Pour éviter sa disparition, l’ENA va subir un “lifting” 

On avait bien compris, l’avenir de l’ENA ne tient qu’à un fil. Cette institution gaullienne, a notamment cristallisé une partie de la rancœur du style gilets-jaunes. Elle représente à tort ou à raison, l’élitisme, l’entre-soi et le maintien d’une nouvelle caste dirigeante. Si sa disparition a été évoquée, il semblerait que l’on se dirige plus vers une transformation. Celle-ci, engloberait d’autres grandes écoles publiques de formation des fonctionnaires et des ingénieurs de l’État.

C’est dans ce sens qu’un rapport a été remis au Premier ministre par l’ex-président de la Ligue professionnelle de football et énarque Frédéric Thiriez. Ce rapport, concerne d’ailleurs plusieurs écoles de la haute fonction publique. Celles-ci, devraient bénéficier d’une certaine marge de manœuvre pour envisager l’avenir. La réforme devrait être finalisée dans les prochains mois, et la nouvelle ENA verra le jour en 2022.

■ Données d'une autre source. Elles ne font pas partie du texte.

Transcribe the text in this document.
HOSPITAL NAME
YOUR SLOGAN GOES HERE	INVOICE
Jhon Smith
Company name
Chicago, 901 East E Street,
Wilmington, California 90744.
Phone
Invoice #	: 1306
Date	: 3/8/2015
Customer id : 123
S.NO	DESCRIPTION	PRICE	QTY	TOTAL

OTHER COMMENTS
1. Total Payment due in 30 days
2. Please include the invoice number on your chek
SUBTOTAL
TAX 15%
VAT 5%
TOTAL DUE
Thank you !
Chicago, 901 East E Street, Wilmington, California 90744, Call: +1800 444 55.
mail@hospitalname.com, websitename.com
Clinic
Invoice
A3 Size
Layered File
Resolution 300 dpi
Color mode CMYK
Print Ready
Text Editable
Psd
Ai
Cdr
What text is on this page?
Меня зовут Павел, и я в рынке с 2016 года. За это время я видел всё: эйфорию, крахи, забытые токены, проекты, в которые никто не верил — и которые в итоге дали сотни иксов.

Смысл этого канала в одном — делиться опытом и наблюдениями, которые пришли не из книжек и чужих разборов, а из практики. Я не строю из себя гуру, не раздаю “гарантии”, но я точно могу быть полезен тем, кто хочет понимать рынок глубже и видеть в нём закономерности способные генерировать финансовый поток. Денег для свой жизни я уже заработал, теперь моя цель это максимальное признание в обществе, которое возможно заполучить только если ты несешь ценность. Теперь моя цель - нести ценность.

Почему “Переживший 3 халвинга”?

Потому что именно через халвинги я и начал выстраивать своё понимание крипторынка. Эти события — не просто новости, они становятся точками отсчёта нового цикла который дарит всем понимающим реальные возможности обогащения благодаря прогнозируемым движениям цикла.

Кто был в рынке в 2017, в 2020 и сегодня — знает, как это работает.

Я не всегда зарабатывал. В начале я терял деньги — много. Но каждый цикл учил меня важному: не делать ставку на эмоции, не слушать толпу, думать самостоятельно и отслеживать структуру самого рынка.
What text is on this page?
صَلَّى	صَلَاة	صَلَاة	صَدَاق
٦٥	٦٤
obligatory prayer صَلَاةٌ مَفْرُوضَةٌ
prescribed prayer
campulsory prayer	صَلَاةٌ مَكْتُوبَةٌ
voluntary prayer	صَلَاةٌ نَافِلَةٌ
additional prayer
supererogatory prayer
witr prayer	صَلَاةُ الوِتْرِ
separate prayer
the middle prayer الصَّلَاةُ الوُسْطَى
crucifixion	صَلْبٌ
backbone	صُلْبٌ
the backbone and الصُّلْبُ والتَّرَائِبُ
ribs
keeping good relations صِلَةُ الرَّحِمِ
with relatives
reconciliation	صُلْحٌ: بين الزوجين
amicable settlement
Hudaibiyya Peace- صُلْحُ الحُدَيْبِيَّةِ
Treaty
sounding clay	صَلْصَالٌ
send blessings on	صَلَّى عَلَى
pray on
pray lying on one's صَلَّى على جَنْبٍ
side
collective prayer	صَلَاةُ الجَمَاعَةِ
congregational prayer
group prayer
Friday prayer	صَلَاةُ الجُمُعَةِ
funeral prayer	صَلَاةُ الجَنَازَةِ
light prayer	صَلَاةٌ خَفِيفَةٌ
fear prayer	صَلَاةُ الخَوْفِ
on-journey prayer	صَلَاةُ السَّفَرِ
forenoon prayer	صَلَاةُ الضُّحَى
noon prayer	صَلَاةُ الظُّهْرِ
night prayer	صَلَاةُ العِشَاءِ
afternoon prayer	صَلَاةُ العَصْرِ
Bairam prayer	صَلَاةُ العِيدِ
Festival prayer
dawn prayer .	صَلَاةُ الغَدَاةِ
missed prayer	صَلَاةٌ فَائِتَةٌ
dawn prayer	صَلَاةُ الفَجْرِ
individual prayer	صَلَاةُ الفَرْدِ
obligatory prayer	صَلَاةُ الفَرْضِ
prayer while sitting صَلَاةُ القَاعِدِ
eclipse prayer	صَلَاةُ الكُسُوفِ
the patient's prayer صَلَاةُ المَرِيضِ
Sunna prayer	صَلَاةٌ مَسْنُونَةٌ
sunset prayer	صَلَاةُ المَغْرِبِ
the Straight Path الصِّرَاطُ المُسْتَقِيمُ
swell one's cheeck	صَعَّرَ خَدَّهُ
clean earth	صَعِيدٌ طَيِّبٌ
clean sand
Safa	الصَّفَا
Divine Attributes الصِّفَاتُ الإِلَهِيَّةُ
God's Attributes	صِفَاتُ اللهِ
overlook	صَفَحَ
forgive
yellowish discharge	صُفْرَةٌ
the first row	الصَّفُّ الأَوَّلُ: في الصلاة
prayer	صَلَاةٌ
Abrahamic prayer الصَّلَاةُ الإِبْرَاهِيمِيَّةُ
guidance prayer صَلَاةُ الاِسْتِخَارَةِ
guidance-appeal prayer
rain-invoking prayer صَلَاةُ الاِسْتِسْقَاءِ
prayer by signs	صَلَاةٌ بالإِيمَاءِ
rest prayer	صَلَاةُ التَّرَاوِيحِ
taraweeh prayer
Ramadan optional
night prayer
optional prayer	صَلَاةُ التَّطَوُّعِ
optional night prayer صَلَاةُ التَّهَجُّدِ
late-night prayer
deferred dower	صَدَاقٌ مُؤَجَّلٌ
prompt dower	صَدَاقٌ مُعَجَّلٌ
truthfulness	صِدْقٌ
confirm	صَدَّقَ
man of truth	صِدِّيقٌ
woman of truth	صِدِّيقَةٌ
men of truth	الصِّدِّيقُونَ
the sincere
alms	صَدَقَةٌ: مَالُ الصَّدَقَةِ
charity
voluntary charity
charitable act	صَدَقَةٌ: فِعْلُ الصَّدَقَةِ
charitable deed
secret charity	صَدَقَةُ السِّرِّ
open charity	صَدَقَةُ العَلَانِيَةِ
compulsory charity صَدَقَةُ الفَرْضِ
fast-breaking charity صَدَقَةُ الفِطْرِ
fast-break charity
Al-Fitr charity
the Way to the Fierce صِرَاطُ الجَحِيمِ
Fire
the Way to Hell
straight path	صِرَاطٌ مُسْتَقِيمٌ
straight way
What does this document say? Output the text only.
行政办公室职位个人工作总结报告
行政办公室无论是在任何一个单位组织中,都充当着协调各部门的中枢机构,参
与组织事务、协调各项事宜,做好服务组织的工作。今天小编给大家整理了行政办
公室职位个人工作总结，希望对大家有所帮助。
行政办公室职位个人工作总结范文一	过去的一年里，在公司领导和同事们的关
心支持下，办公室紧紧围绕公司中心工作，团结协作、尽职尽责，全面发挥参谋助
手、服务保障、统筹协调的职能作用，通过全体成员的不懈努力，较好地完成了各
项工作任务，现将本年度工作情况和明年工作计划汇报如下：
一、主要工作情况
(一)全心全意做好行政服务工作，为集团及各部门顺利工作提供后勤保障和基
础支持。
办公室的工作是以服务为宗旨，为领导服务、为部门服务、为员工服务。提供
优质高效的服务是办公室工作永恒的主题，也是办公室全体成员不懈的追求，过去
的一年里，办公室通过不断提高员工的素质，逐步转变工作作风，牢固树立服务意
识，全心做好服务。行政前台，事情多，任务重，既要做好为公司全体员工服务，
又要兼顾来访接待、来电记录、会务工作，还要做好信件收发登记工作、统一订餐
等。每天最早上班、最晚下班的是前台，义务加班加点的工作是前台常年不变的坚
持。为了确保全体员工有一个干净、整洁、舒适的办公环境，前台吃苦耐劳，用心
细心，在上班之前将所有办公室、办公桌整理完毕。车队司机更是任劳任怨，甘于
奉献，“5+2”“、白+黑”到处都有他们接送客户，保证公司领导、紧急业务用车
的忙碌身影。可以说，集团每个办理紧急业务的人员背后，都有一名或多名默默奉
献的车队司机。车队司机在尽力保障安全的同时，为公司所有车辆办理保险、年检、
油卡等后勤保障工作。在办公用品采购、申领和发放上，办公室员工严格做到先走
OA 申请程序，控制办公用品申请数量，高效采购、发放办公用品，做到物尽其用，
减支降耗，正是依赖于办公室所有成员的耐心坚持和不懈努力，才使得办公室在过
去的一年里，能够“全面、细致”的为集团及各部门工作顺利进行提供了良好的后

L’ENA, a pourtant longtemps fait la fierté du pays. Cette école, créée en 1945 par le général de Gaulle, a été mise en place pour démocratiser le recrutement des hauts fonctionnaires avec un concours d’accès unique. Il semblerait, que cette démocratisation ait subi une nette érosion au fil du temps. De plus, l’ENA subit les contre-coups d’une uniformisation et d’une homogénéisation dans les trajectoires de ses élèves. Ils ont le même profil, à quelques exceptions près. Ils sont issus de milieux culturellement très favorisés, ils fréquentent de grands lycées et des classes préparatoires, et ils sont rodés aux concours de grandes écoles. Ils peuvent aussi avoir les ressources pour vivre ou s’installer à Paris. Tout ceci déconnecte peu ou prou, de la situation classique des Français.

La tendance, de ne plus faire la part belle aux énarques, a déjà commencé et ses liens avec le monde politique sont clairement moins marqués selon le rapport. Les énarques ne représentent que 10 % des membres du gouvernement et 3 % des députés. Il reste, que les fils de cadres représentent toujours 70 % des promotions, constate le rapport.

Face à cela, la facilité repose en la suppression pure et simple. C’est oublier facilement les raisons de cette création, et éventuellement revenir à une situation qui n’était pas forcément meilleure. On se dirige plus vers des réformes, qui toucheraient à la fois le contenu avec plus de présence sur le terrain, et l’apparition d’un tronc commun de base à toutes les grandes écoles.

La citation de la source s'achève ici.